News Researchers boost graphics performance through processing in-memory

Discussion in 'Article Discussion' started by Gareth Halfacree, 21 Apr 2017.

  1. Gareth Halfacree

    Gareth Halfacree WIIGII! Staff Administrator Super Moderator Moderator

    Joined:
    4 Dec 2007
    Posts:
    9,628
    Likes Received:
    366
  2. SinxarKnights

    SinxarKnights Member

    Joined:
    21 Jan 2007
    Posts:
    236
    Likes Received:
    2
    Pretty sweet stuff. Seems like bandwidth would be the limiting factor as is with current GPUs. Then again I don't know what they are doing exactly. I need to check out the paper when it is released and see how they did it.

    Can you keep us posted about this Gareth?
     
  3. perplekks45

    perplekks45 LIKE AN ANIMAL!

    Joined:
    9 May 2004
    Posts:
    5,099
    Likes Received:
    121
    Seconded.
     
  4. IamSoulRider

    IamSoulRider Member

    Joined:
    24 Aug 2016
    Posts:
    61
    Likes Received:
    0
    "the team's work is based on the increasingly common 3D stacked memory modules available on high-end graphics hardware."

    I'd assume that would be HBM2, possibly first gen HBM. In that case Memory Bandwidth should be High.

    Do you see what I did there? :p
     
  5. SinxarKnights

    SinxarKnights Member

    Joined:
    21 Jan 2007
    Posts:
    236
    Likes Received:
    2
    Doesn't answer the question though.

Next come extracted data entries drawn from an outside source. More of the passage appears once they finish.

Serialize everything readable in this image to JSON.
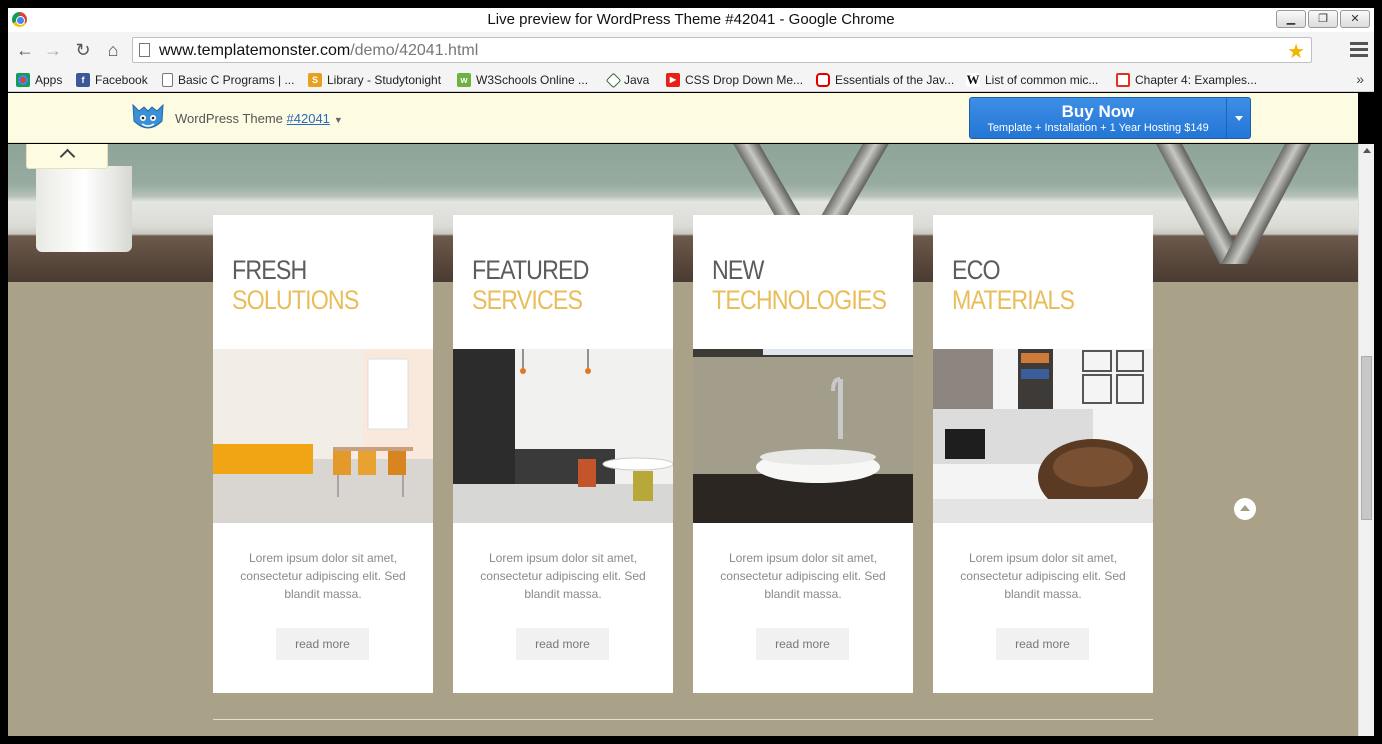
{
  "window": {
    "title": "Live preview for WordPress Theme #42041 - Google Chrome",
    "minimize": "▁",
    "restore": "❐",
    "close": "✕"
  },
  "nav": {
    "back": "←",
    "forward": "→",
    "reload": "↻",
    "home": "⌂",
    "url_host": "www.templatemonster.com",
    "url_path": "/demo/42041.html",
    "star": "★"
  },
  "bookmarks": [
    {
      "label": "Apps",
      "icon": "apps-grid-icon",
      "color": "#d34836"
    },
    {
      "label": "Facebook",
      "icon": "facebook-icon",
      "color": "#3b5998"
    },
    {
      "label": "Basic C Programs | ...",
      "icon": "page-icon",
      "color": "#ffffff"
    },
    {
      "label": "Library - Studytonight",
      "icon": "studytonight-icon",
      "color": "#e8a020"
    },
    {
      "label": "W3Schools Online ...",
      "icon": "w3schools-icon",
      "color": "#6db33f"
    },
    {
      "label": "Java",
      "icon": "java-icon",
      "color": "#5a8a5a"
    },
    {
      "label": "CSS Drop Down Me...",
      "icon": "youtube-icon",
      "color": "#e62117"
    },
    {
      "label": "Essentials of the Jav...",
      "icon": "oracle-icon",
      "color": "#e00000"
    },
    {
      "label": "List of common mic...",
      "icon": "wikipedia-icon",
      "color": "#ffffff"
    },
    {
      "label": "Chapter 4: Examples...",
      "icon": "chapter-icon",
      "color": "#e03020"
    }
  ],
  "bookmarks_more": "»",
  "tm_bar": {
    "theme_label": "WordPress Theme",
    "theme_number": "#42041",
    "buy_label": "Buy Now",
    "buy_sub": "Template + Installation + 1 Year Hosting $149"
  },
  "cards": [
    {
      "line1": "FRESH",
      "line2": "SOLUTIONS",
      "desc": "Lorem ipsum dolor sit amet, consectetur adipiscing elit. Sed blandit massa.",
      "button": "read more",
      "image": "dining-room-photo"
    },
    {
      "line1": "FEATURED",
      "line2": "SERVICES",
      "desc": "Lorem ipsum dolor sit amet, consectetur adipiscing elit. Sed blandit massa.",
      "button": "read more",
      "image": "kitchen-photo"
    },
    {
      "line1": "NEW",
      "line2": "TECHNOLOGIES",
      "desc": "Lorem ipsum dolor sit amet, consectetur adipiscing elit. Sed blandit massa.",
      "button": "read more",
      "image": "bathroom-sink-photo"
    },
    {
      "line1": "ECO",
      "line2": "MATERIALS",
      "desc": "Lorem ipsum dolor sit amet, consectetur adipiscing elit. Sed blandit massa.",
      "button": "read more",
      "image": "living-room-photo"
    }
  ],
  "colors": {
    "accent": "#e9bd5a",
    "page_bg": "#aaa288",
    "buy_button": "#2476d6",
    "tm_bar_bg": "#fdfbe2"
  }
}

I imagine even HBM3 would be a significant bottleneck processing instructions in memory instead of directly on die.

    But like I said, I don't know what exactly they are doing. Need that paper to check it out.
     
  6. edzieba

    edzieba Virtual Realist

    Joined:
    14 Jan 2009
    Posts:
    2,082
    Likes Received:
    55
    Other way around: this would alleviate memory-bandwidth-limited operations (i.e. those that nee to operate on a lot of data, but the operations themselves are very basic) by pushing those operations out to the memory itself, so that data never needs to cross the memory bus in the first place.
     
  7. Wakka

    Wakka Yo, eat this, ya?

    Joined:
    23 Feb 2017
    Posts:
    892
    Likes Received:
    77
    I'm nowhere near smart enough to know how this stuff works in detail, but how would memory chips process that kind of data? I mean, they're memory chips - surely they are designed to either store something, or pass it along to a smarter chip?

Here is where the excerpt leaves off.